In the same way that a human, a frog and a Californian Redwood all have completely distinct lifecycles, every organisation (and quite possibly every sub system inside that organisation) should have a set of lifecycle stages that make sense for that organisation or system.
The Fungibility Issue
Bottom line here is that SDLC can be applied well and usefully, or it can be applied mindlessly and stupidly.
Lifecycles are useful for things that are alike. They help us plan for the inevitable.
It is however not that practical to declare a single lifecycle as “best practice” and then insist that everything single thing follow the same stages. We may as well insist that humans live as long as bowhead whales (200+ years if you’re curious).
Useful Applications of SDLC (in my opinion)
I think that SSADM got the focus wrong.

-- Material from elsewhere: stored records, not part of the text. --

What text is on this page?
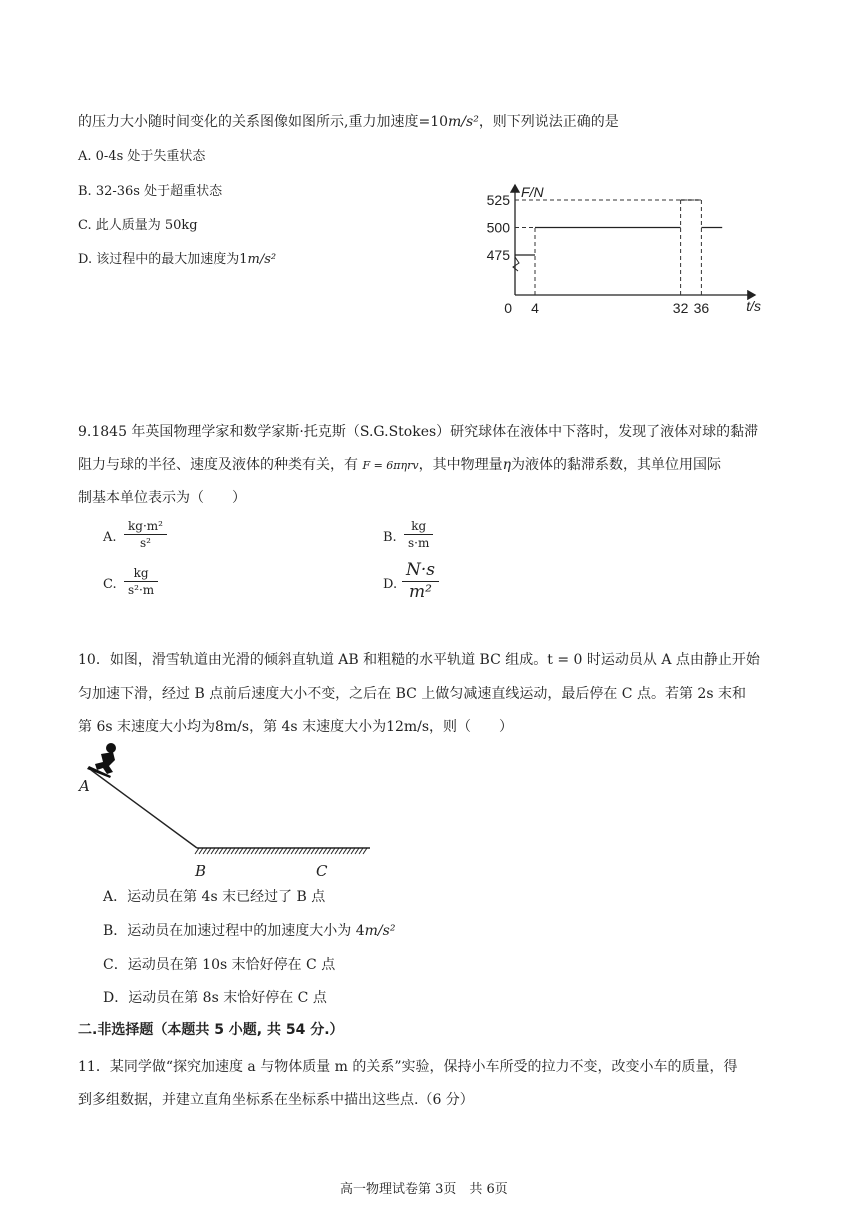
的压力大小随时间变化的关系图像如图所示,重力加速度=10m/s²，则下列说法正确的是
A. 0-4s 处于失重状态
B. 32-36s 处于超重状态
C. 此人质量为 50kg
D. 该过程中的最大加速度为1m/s²
525
500
475
0 4	32 36
F/N
t/s
9.1845 年英国物理学家和数学家斯·托克斯（S.G.Stokes）研究球体在液体中下落时，发现了液体对球的黏滞
阻力与球的半径、速度及液体的种类有关，有 F = 6πηrv，其中物理量η为液体的黏滞系数，其单位用国际
制基本单位表示为（　　）
A. $\frac{\text{kg·m²}}{\text{s²}}$	B. $\frac{kg}{s\cdot m}$
C. $\frac{kg}{\text{s²·m}}$	D. $\frac{N\cdot s}{\text{m²}}$
10．如图，滑雪轨道由光滑的倾斜直轨道 AB 和粗糙的水平轨道 BC 组成。t = 0 时运动员从 A 点由静止开始
匀加速下滑，经过 B 点前后速度大小不变，之后在 BC 上做匀减速直线运动，最后停在 C 点。若第 2s 末和
第 6s 末速度大小均为8m/s，第 4s 末速度大小为12m/s，则（　　）
A
B	C
A．运动员在第 4s 末已经过了 B 点
B．运动员在加速过程中的加速度大小为 4m/s²
C．运动员在第 10s 末恰好停在 C 点
D．运动员在第 8s 末恰好停在 C 点
二.非选择题（本题共 5 小题, 共 54 分.）
11．某同学做“探究加速度 a 与物体质量 m 的关系”实验，保持小车所受的拉力不变，改变小车的质量，得
到多组数据，并建立直角坐标系在坐标系中描出这些点.（6 分）
高一物理试卷第 3页　共 6页
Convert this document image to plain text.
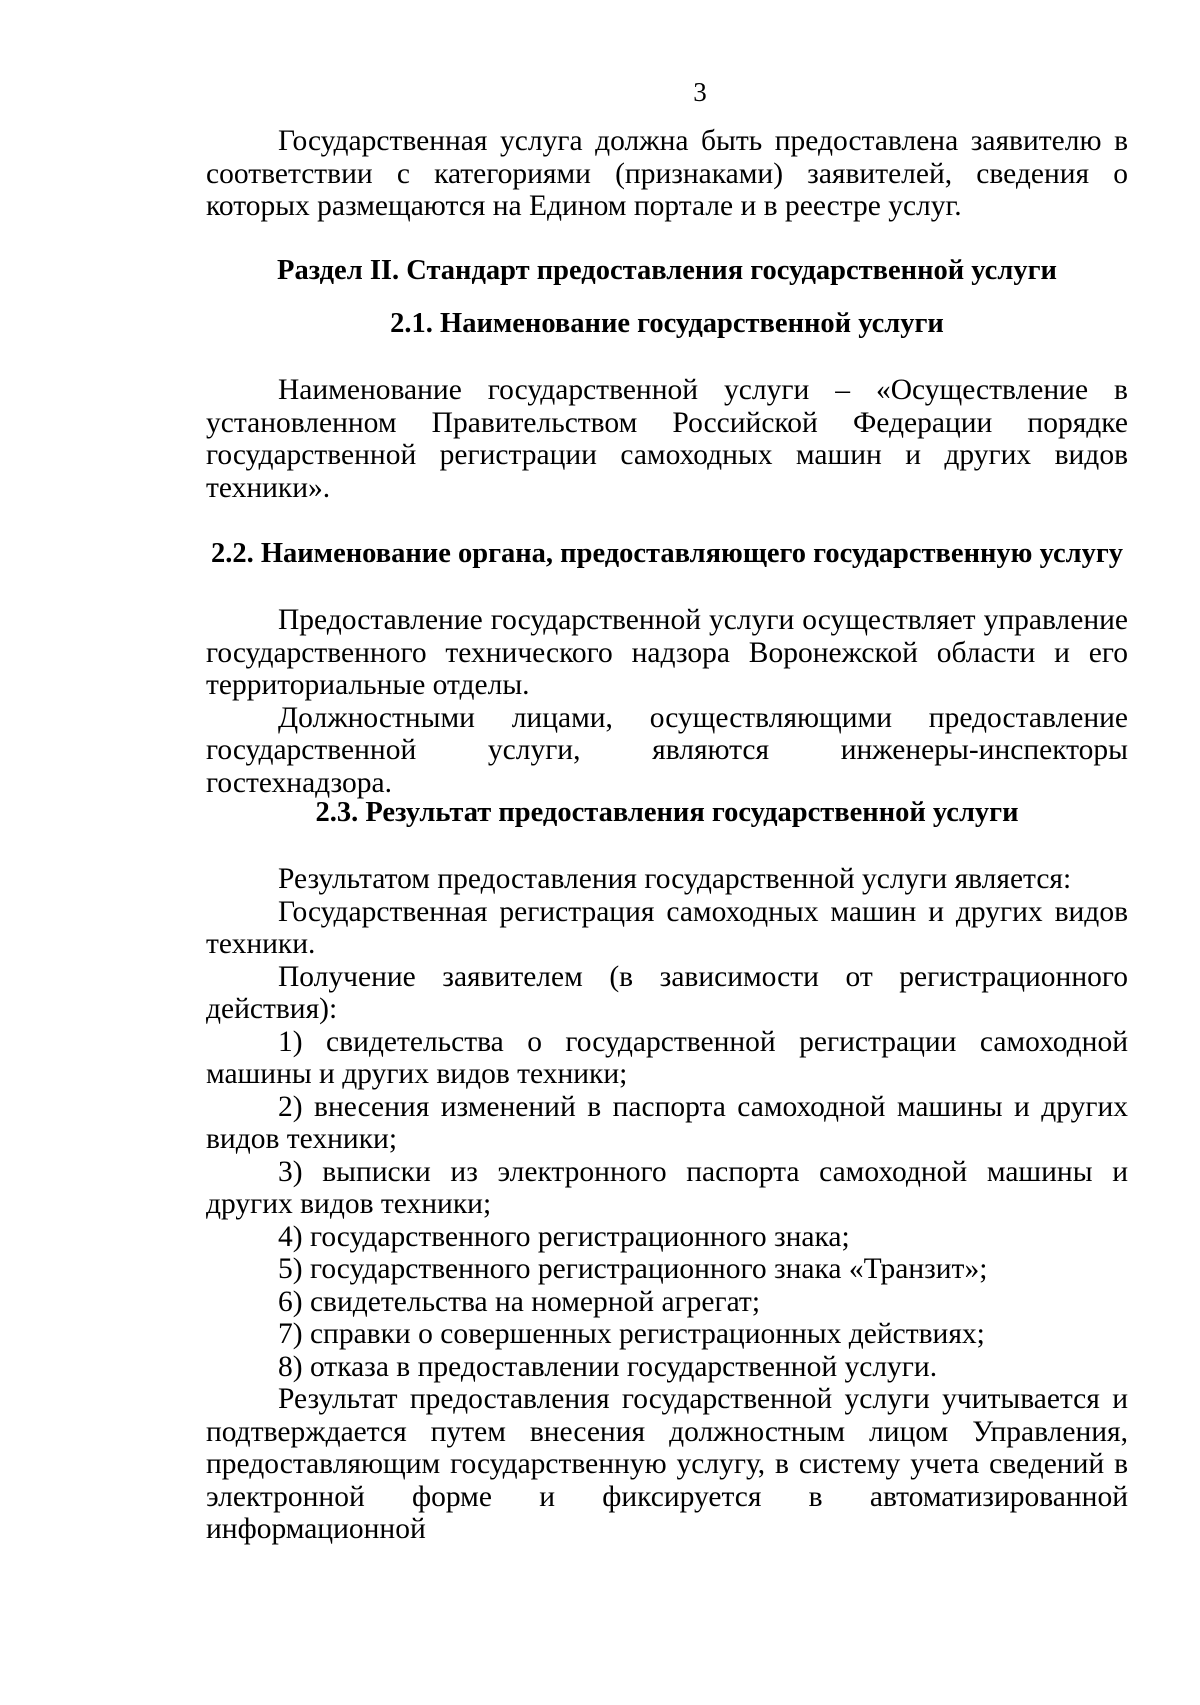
3

Государственная услуга должна быть предоставлена заявителю в соответствии с категориями (признаками) заявителей, сведения о которых размещаются на Едином портале и в реестре услуг.

Раздел II. Стандарт предоставления государственной услуги
2.1. Наименование государственной услуги

Наименование государственной услуги – «Осуществление в установленном Правительством Российской Федерации порядке государственной регистрации самоходных машин и других видов техники».

2.2. Наименование органа, предоставляющего государственную услугу

Предоставление государственной услуги осуществляет управление государственного технического надзора Воронежской области и его территориальные отделы.

Должностными лицами, осуществляющими предоставление государственной услуги, являются инженеры-инспекторы гостехнадзора.

2.3. Результат предоставления государственной услуги

Результатом предоставления государственной услуги является:

Государственная регистрация самоходных машин и других видов техники.

Получение заявителем (в зависимости от регистрационного действия):

1) свидетельства о государственной регистрации самоходной машины и других видов техники;

2) внесения изменений в паспорта самоходной машины и других видов техники;

3) выписки из электронного паспорта самоходной машины и других видов техники;

4) государственного регистрационного знака;

5) государственного регистрационного знака «Транзит»;

6) свидетельства на номерной агрегат;

7) справки о совершенных регистрационных действиях;

8) отказа в предоставлении государственной услуги.

Результат предоставления государственной услуги учитывается и подтверждается путем внесения должностным лицом Управления, предоставляющим государственную услугу, в систему учета сведений в электронной форме и фиксируется в автоматизированной информационной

SDLC is most useful when we consider the entire lifecycle of a software system or product[^1]
By this I mean not so much the software development phases themselves but rather everything else — as an example of something that might be more compatible with an agile way of working consider:
- We are considering the need to build a system
- We are figuring out what problem exactly the system should solve
- We are negotiating a suitable budget and timeline for our system
- We are building confidence that such a system can be built
- We are building the system
- The System is now in production and generating value
- The System is still under active development
- The System is in maintenance mode
- The System is now at end of life
- The System has been entirely decommissioned and we had a party
It’s very useful for senior management to have some indication of the expected lifetimes of systems as well as having plans for data retention and migration once we reach stage 9 (in the above model) — it also helps co-ordinate with other functions inside the average enterprise, such as those people deploying PC’s, Servers and Helpdesks. Not to mention working with vendors whose products the internal systems are likely based all of which have their own lifecycles.
Finance people also find SDLC useful for purpose such as capitalisation and depreciation. Especially if they’re running in a traditional CAPEX / OPEX type of accounting model.
The final useful bit in the SDLC concept is thinking of it as Systems, rather than Software.
This focuses people on planning for the non software parts of systems change. The hardware, the hosting, the policies, the procedures, the people and yes the accounting.
SDLC is best employed when it encompasses a far larger remit than just the development of the software.
Kind of like Design Thinking really 😉
[^1]: Although when this kind of concept is applied to Products, I tend to refer to it not as SDLC but rather as Product Strategy a more general set of practices and principles with application outside of pure software systems. SDLC is a very IT centric view of the world.